Especialista destaca avanço com IA contra câncer de pâncreas

Oncologista, Paulo Hoff abordou sobre o novo tratamento que bloqueia mutação presente em 90% dos casos e amplia a sobrevida dos pacientes

O oncologista Paulo Hoff, um dos maiores especialistas do país, destacou os avanços no tratamento do câncer de pâncreas, um dos tumores mais agressivos. Os resultados apresentados no maior congresso de oncologia do mundo, realizado recentemente nos Estados Unidos, surpreenderam a comunidade médica.
Em entrevista ao Roda Viva desta segunda-feira (8), Hoff detalhou os avanços das pesquisas sobre o câncer de pâncreas, destacou a complexidade do tratamento e desmentiu fake news que viralizaram nas últimas semanas sobre uma suposta pílula milagrosa para curar a doença.
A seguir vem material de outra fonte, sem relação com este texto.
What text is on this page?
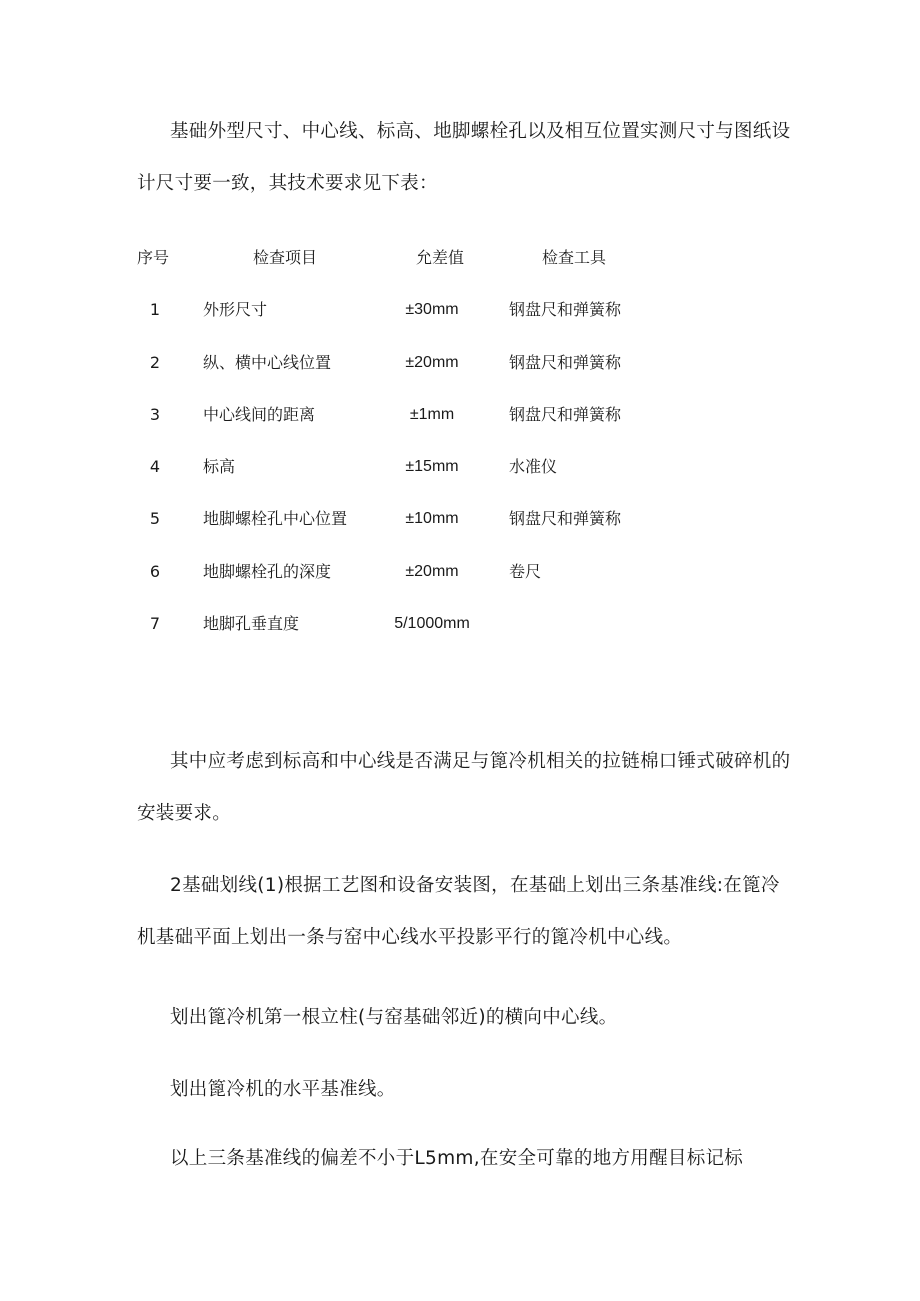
基础外型尺寸、中心线、标高、地脚螺栓孔以及相互位置实测尺寸与图纸设计尺寸要一致，其技术要求见下表：

序号	检查项目	允差值	检查工具
1	外形尺寸	±30mm	钢盘尺和弹簧称
2	纵、横中心线位置	±20mm	钢盘尺和弹簧称
3	中心线间的距离	±1mm	钢盘尺和弹簧称
4	标高	±15mm	水准仪
5	地脚螺栓孔中心位置	±10mm	钢盘尺和弹簧称
6	地脚螺栓孔的深度	±20mm	卷尺
7	地脚孔垂直度	5/1000mm

其中应考虑到标高和中心线是否满足与篦冷机相关的拉链棉口锤式破碎机的安装要求。

2基础划线(1)根据工艺图和设备安装图，在基础上划出三条基准线:在篦冷机基础平面上划出一条与窑中心线水平投影平行的篦冷机中心线。

划出篦冷机第一根立柱(与窑基础邻近)的横向中心线。

划出篦冷机的水平基准线。

以上三条基准线的偏差不小于L5mm,在安全可靠的地方用醒目标记标
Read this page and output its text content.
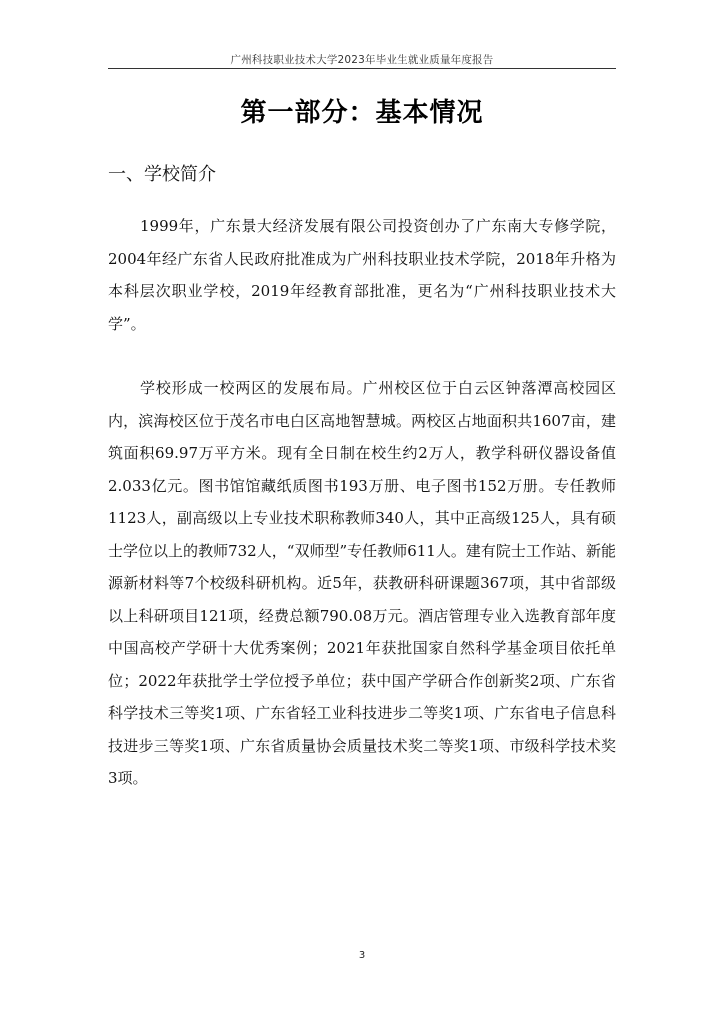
广州科技职业技术大学2023年毕业生就业质量年度报告
第一部分：基本情况
一、学校简介

1999年，广东景大经济发展有限公司投资创办了广东南大专修学院，2004年经广东省人民政府批准成为广州科技职业技术学院，2018年升格为本科层次职业学校，2019年经教育部批准，更名为“广州科技职业技术大学”。

学校形成一校两区的发展布局。广州校区位于白云区钟落潭高校园区内，滨海校区位于茂名市电白区高地智慧城。两校区占地面积共1607亩，建筑面积69.97万平方米。现有全日制在校生约2万人，教学科研仪器设备值2.033亿元。图书馆馆藏纸质图书193万册、电子图书152万册。专任教师1123人，副高级以上专业技术职称教师340人，其中正高级125人，具有硕士学位以上的教师732人，“双师型”专任教师611人。建有院士工作站、新能源新材料等7个校级科研机构。近5年，获教研科研课题367项，其中省部级以上科研项目121项，经费总额790.08万元。酒店管理专业入选教育部年度中国高校产学研十大优秀案例；2021年获批国家自然科学基金项目依托单位；2022年获批学士学位授予单位；获中国产学研合作创新奖2项、广东省科学技术三等奖1项、广东省轻工业科技进步二等奖1项、广东省电子信息科技进步三等奖1项、广东省质量协会质量技术奖二等奖1项、市级科学技术奖3项。

3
"O câncer de pâncreas é um câncer de tratamento muito difícil. A mortalidade é muito alta porque, geralmente, ele é diagnosticado em estágios mais avançados. Trata-se de uma cirurgia complexa, uma das mais complexas na área oncológica, e as respostas aos tratamentos têm sido limitadas ao longo dos anos", afirma o oncologista.
Terapia inovadora
Hoff explicou que os médicos já conheciam a presença da mutação na molécula KRAS em mais de 90% dos casos de câncer de pâncreas. No entanto, por décadas, essa alteração genética foi vista como um alvo terapêutico de difícil tratamento.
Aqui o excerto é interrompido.